コソヴォ解散総選挙最終結果:与党「自己決定運動」が過半数に迫る圧勝、少数民族政党との連立政権樹立へ
1月9日、コソヴォ中央選挙管理委員会(Central Election Commission: CEC)は、昨年12月28日に投開票が行われた解散総選挙の最終結果を発表した。これによると、クルティ(Albin Kurti)暫定首相率いる与党・自己決定運動(Lëvizja Vetëvendosje: LVV)が51.11%の票を獲得し、定数120の議会において57議席を確保した。これは1999年以降のコソヴォ議会選挙において単一政党が記録した最高の結果であるが、単独で政権を樹立するために必要な過半数の61議席には僅かに届かなかった。

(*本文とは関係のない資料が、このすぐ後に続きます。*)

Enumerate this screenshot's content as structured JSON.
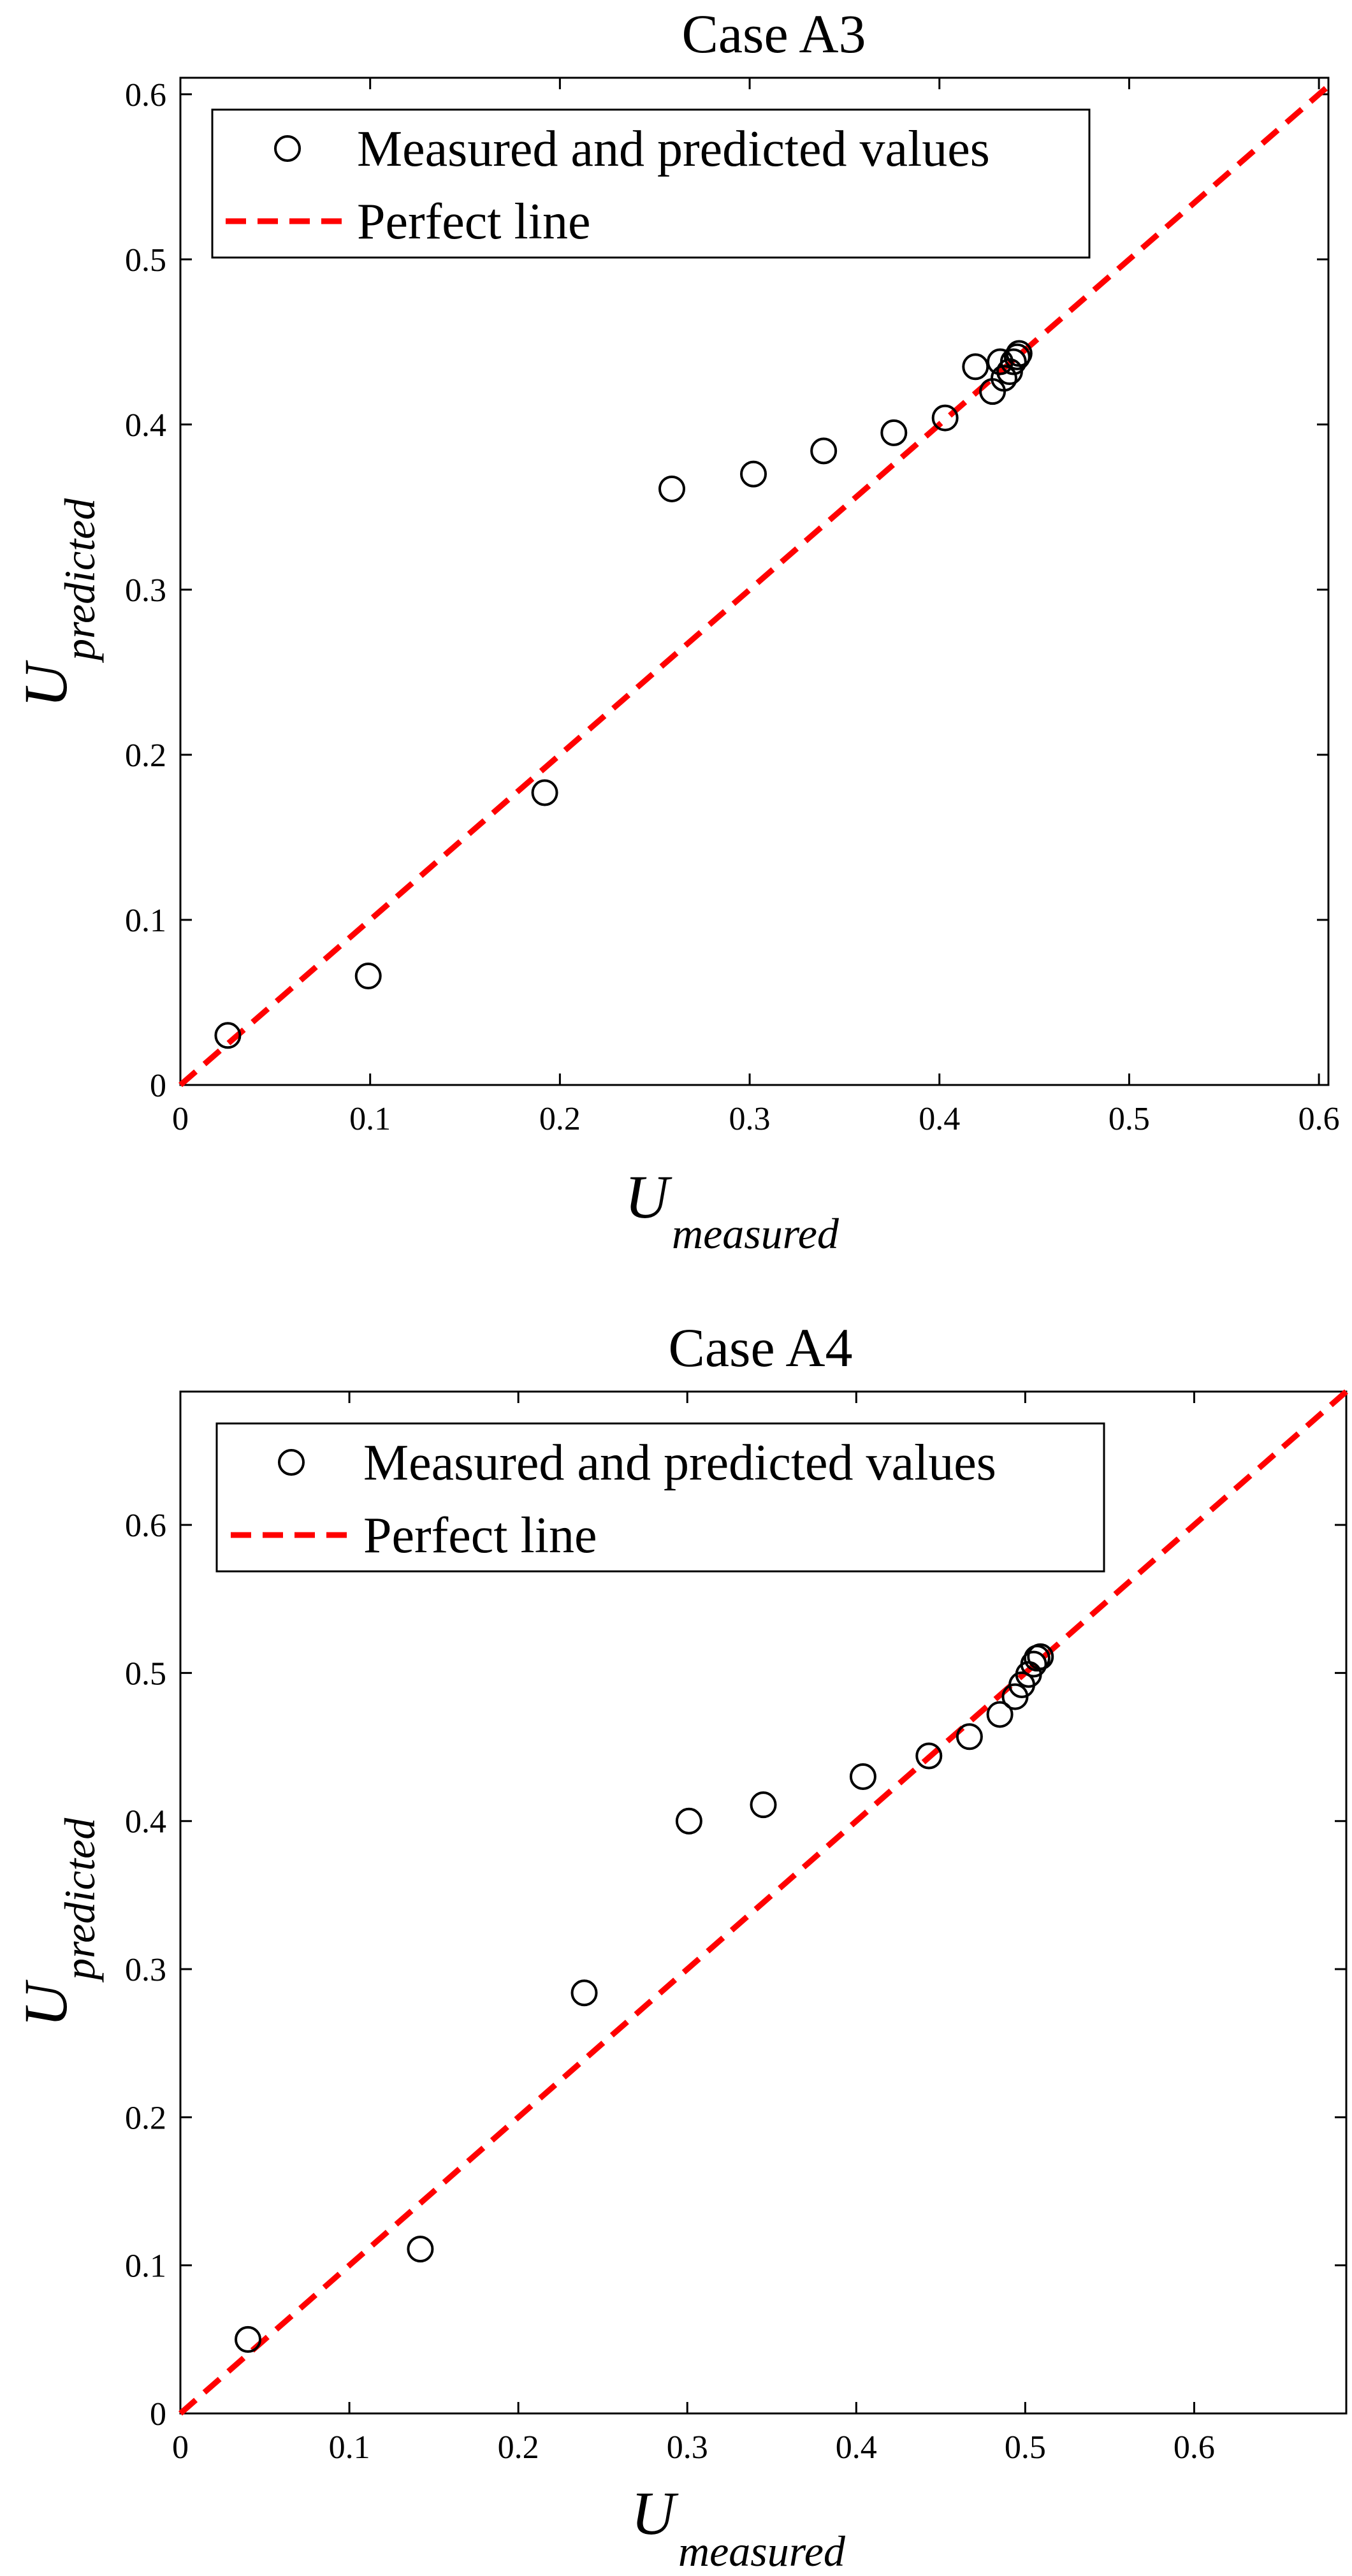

今回の解散総選挙は、2025年2月に実施された通常選挙においてLVVが42.30%を得票しながらも、過半数確保に必要な連立形成に失敗し、新政権を発足させることができなかった事態を受けて行われた。
今回の結果により、LVVは前回選挙時から議席数を9つ伸ばし、党勢を大幅に拡大させることに成功した。新政権の樹立にはあと4議席が必要となるが、議会に留保されている少数民族政党の協力を得ることで過半数形成が可能となるため、クルティ氏の首相再登板に向けた道筋は前回よりも盤石なものとなった。

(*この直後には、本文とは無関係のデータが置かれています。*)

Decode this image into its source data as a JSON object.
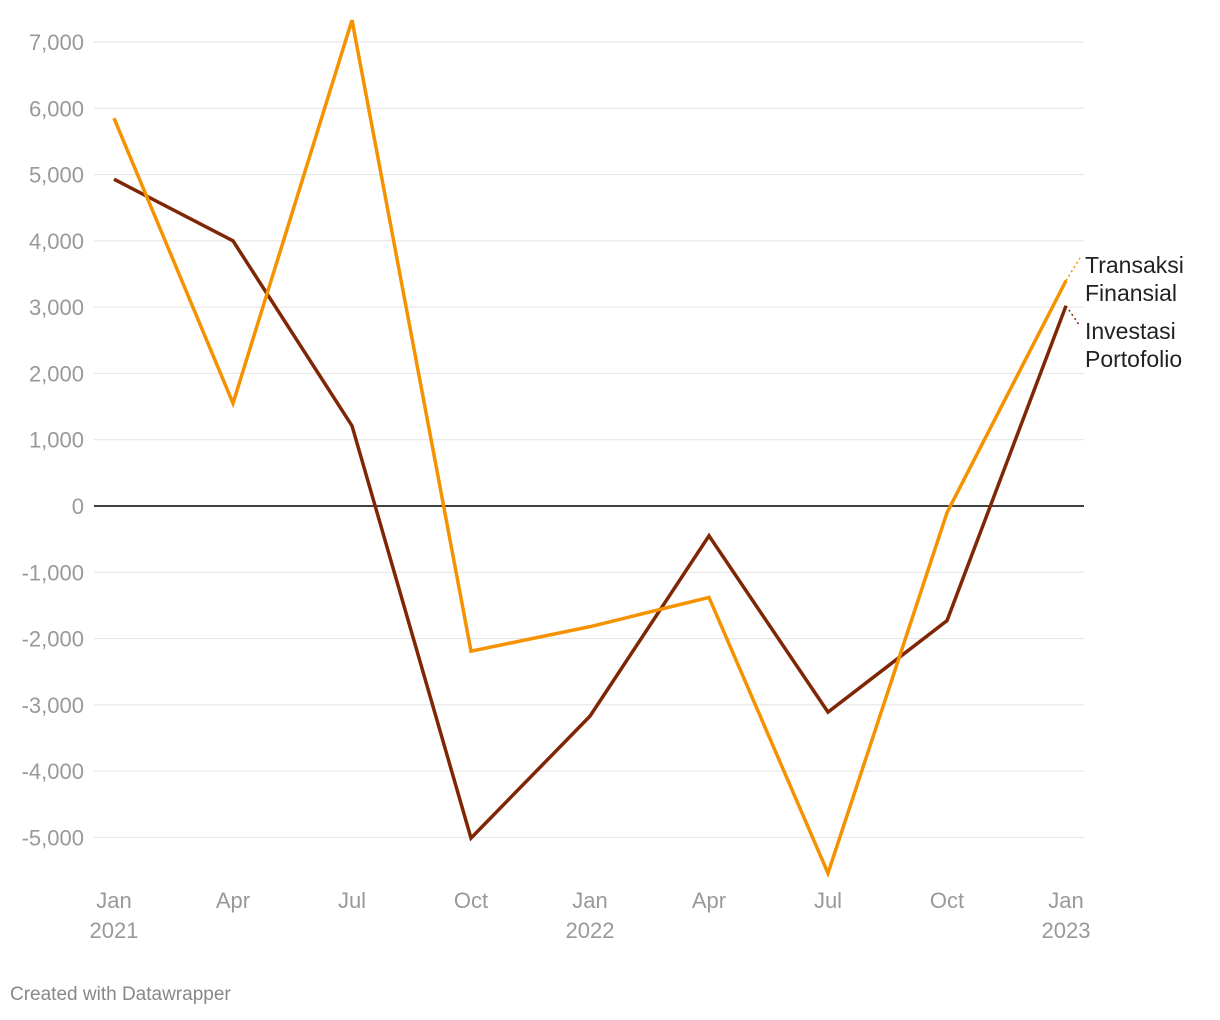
{
  "chart_data": {
    "type": "line",
    "title": "",
    "xlabel": "",
    "ylabel": "",
    "x": [
      "Jan 2021",
      "Apr 2021",
      "Jul 2021",
      "Oct 2021",
      "Jan 2022",
      "Apr 2022",
      "Jul 2022",
      "Oct 2022",
      "Jan 2023"
    ],
    "x_tick_labels": [
      [
        "Jan",
        "2021"
      ],
      [
        "Apr"
      ],
      [
        "Jul"
      ],
      [
        "Oct"
      ],
      [
        "Jan",
        "2022"
      ],
      [
        "Apr"
      ],
      [
        "Jul"
      ],
      [
        "Oct"
      ],
      [
        "Jan",
        "2023"
      ]
    ],
    "ylim": [
      -5600,
      7400
    ],
    "y_ticks": [
      7000,
      6000,
      5000,
      4000,
      3000,
      2000,
      1000,
      0,
      -1000,
      -2000,
      -3000,
      -4000,
      -5000
    ],
    "y_tick_labels": [
      "7,000",
      "6,000",
      "5,000",
      "4,000",
      "3,000",
      "2,000",
      "1,000",
      "0",
      "-1,000",
      "-2,000",
      "-3,000",
      "-4,000",
      "-5,000"
    ],
    "grid": true,
    "legend": "direct labels at line ends (right)",
    "series": [
      {
        "name": "Transaksi Finansial",
        "label_lines": [
          "Transaksi",
          "Finansial"
        ],
        "color": "#f59200",
        "values": [
          5850,
          1550,
          7330,
          -2190,
          -1820,
          -1380,
          -5540,
          -100,
          3400
        ]
      },
      {
        "name": "Investasi Portofolio",
        "label_lines": [
          "Investasi",
          "Portofolio"
        ],
        "color": "#7f2704",
        "values": [
          4930,
          4000,
          1210,
          -5010,
          -3170,
          -450,
          -3110,
          -1730,
          3020
        ]
      }
    ]
  },
  "footer": {
    "credit": "Created with Datawrapper"
  }
}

野党勢力に目を転じると、第2党のコソヴォ民主党(Partia Demokratike e Kosovës: PDK)は得票率20.19%で22議席を獲得したものの、2月の選挙から2議席を減らした。また、かつての二大政党の一角であったコソヴォ民主連盟(Lidhja Demokratike e Kosovës: LDK)は得票率13.23%で15議席にとどまり、前回から5議席を失うという最大の敗北を喫した。その他、コソヴォ未来同盟(Aleanca për Ardhmërinë e Kosovës: AAK)は得票率5.5%で6議席を獲得している。

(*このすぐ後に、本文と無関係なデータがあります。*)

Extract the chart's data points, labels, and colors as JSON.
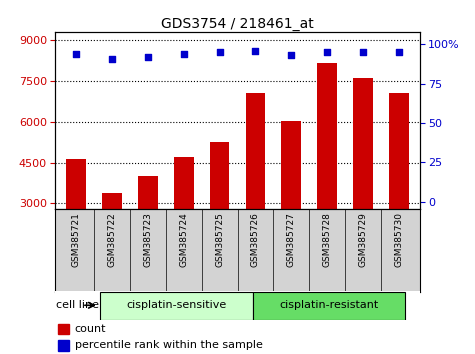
{
  "title": "GDS3754 / 218461_at",
  "samples": [
    "GSM385721",
    "GSM385722",
    "GSM385723",
    "GSM385724",
    "GSM385725",
    "GSM385726",
    "GSM385727",
    "GSM385728",
    "GSM385729",
    "GSM385730"
  ],
  "counts": [
    4620,
    3380,
    4020,
    4720,
    5250,
    7050,
    6020,
    8150,
    7600,
    7050
  ],
  "percentile_ranks": [
    94,
    91,
    92,
    94,
    95,
    96,
    93,
    95,
    95,
    95
  ],
  "bar_color": "#cc0000",
  "dot_color": "#0000cc",
  "left_yticks": [
    3000,
    4500,
    6000,
    7500,
    9000
  ],
  "right_yticks": [
    0,
    25,
    50,
    75,
    100
  ],
  "ylim_left": [
    2800,
    9300
  ],
  "ylim_right": [
    -4.5,
    108
  ],
  "group_colors_sensitive": "#ccffcc",
  "group_colors_resistant": "#66dd66",
  "label_bg_color": "#d3d3d3",
  "legend_count_color": "#cc0000",
  "legend_dot_color": "#0000cc",
  "figsize": [
    4.75,
    3.54
  ],
  "dpi": 100
}
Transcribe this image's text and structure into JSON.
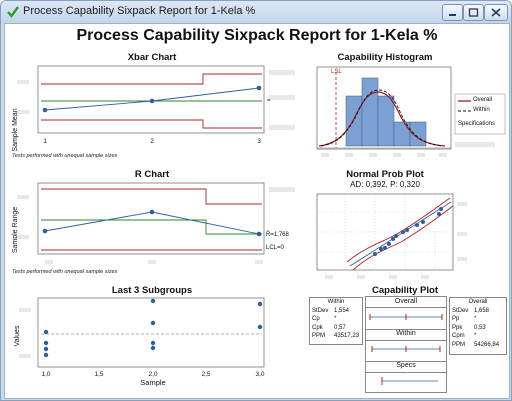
{
  "window": {
    "title": "Process Capability Sixpack Report for 1-Kela %",
    "buttons": [
      "minimize",
      "maximize",
      "close"
    ]
  },
  "report_title": "Process Capability Sixpack Report for 1-Kela %",
  "xbar": {
    "title": "Xbar Chart",
    "ylabel": "Sample Mean",
    "x_ticks": [
      "1",
      "2",
      "3"
    ],
    "note": "Tests performed with unequal sample sizes",
    "colors": {
      "limits": "#b02020",
      "center": "#2a8a2a",
      "data": "#2a5fa5"
    }
  },
  "rchart": {
    "title": "R Chart",
    "ylabel": "Sample Range",
    "rbar_label": "R̄=1,768",
    "lcl_label": "LCL=0",
    "note": "Tests performed with unequal sample sizes"
  },
  "last_subgroups": {
    "title": "Last 3 Subgroups",
    "ylabel": "Values",
    "xlabel": "Sample",
    "x_ticks": [
      "1,0",
      "1,5",
      "2,0",
      "2,5",
      "3,0"
    ]
  },
  "histogram": {
    "title": "Capability Histogram",
    "lsl_label": "LSL",
    "legend": [
      "Overall",
      "Within"
    ],
    "specifications_label": "Specifications",
    "colors": {
      "bars": "#7aa0d4",
      "overall": "#a01818",
      "within": "#111111",
      "lsl": "#b02020"
    }
  },
  "normal_prob": {
    "title": "Normal Prob Plot",
    "subtitle": "AD: 0,392, P: 0,320"
  },
  "capability_plot": {
    "title": "Capability Plot",
    "within_box": {
      "heading": "Within",
      "rows": [
        [
          "StDev",
          "1,554"
        ],
        [
          "Cp",
          "*"
        ],
        [
          "Cpk",
          "0,57"
        ],
        [
          "PPM",
          "43517,23"
        ]
      ]
    },
    "overall_box": {
      "heading": "Overall",
      "rows": [
        [
          "StDev",
          "1,658"
        ],
        [
          "Pp",
          "*"
        ],
        [
          "Ppk",
          "0,53"
        ],
        [
          "Cpm",
          "*"
        ],
        [
          "PPM",
          "54266,84"
        ]
      ]
    },
    "bars": [
      "Overall",
      "Within",
      "Specs"
    ]
  }
}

コソヴォ議会では、全120議席のうち20議席が少数民族に割り当てられており、そのうち10議席がセルビア系住民枠となっている。今回の選挙では、セルビア政府の強い影響下にある「セルビア人リスト(Srpska lista:SL)」が9議席を維持し、残る1議席は市民イニシアティブ「自由・正義・生存のために(Za Slobodu, Pravdu i Opstanak:ZSPO)」が獲得した。LVVはこれらセルビア系を含む少数民族議員との連携を模索することになる。
一方、今回の投票率は45.03%となり、2月の通常選挙時の46.54%から低下した。度重なる選挙とそれに伴う政治的空白に対する有権者の疲労感が窺える数字となっている。特に、長引く政治的膠着状態により2026年度の国家予算がいまだ承認されておらず、経済活動への悪影響が懸念されている。EU高官らは、新議会及び新政府の速やかな樹立を求める声明を発表しており、第1党としての地位を固めたLVVには、速やかな組閣と予算成立による国政の安定化が求められている。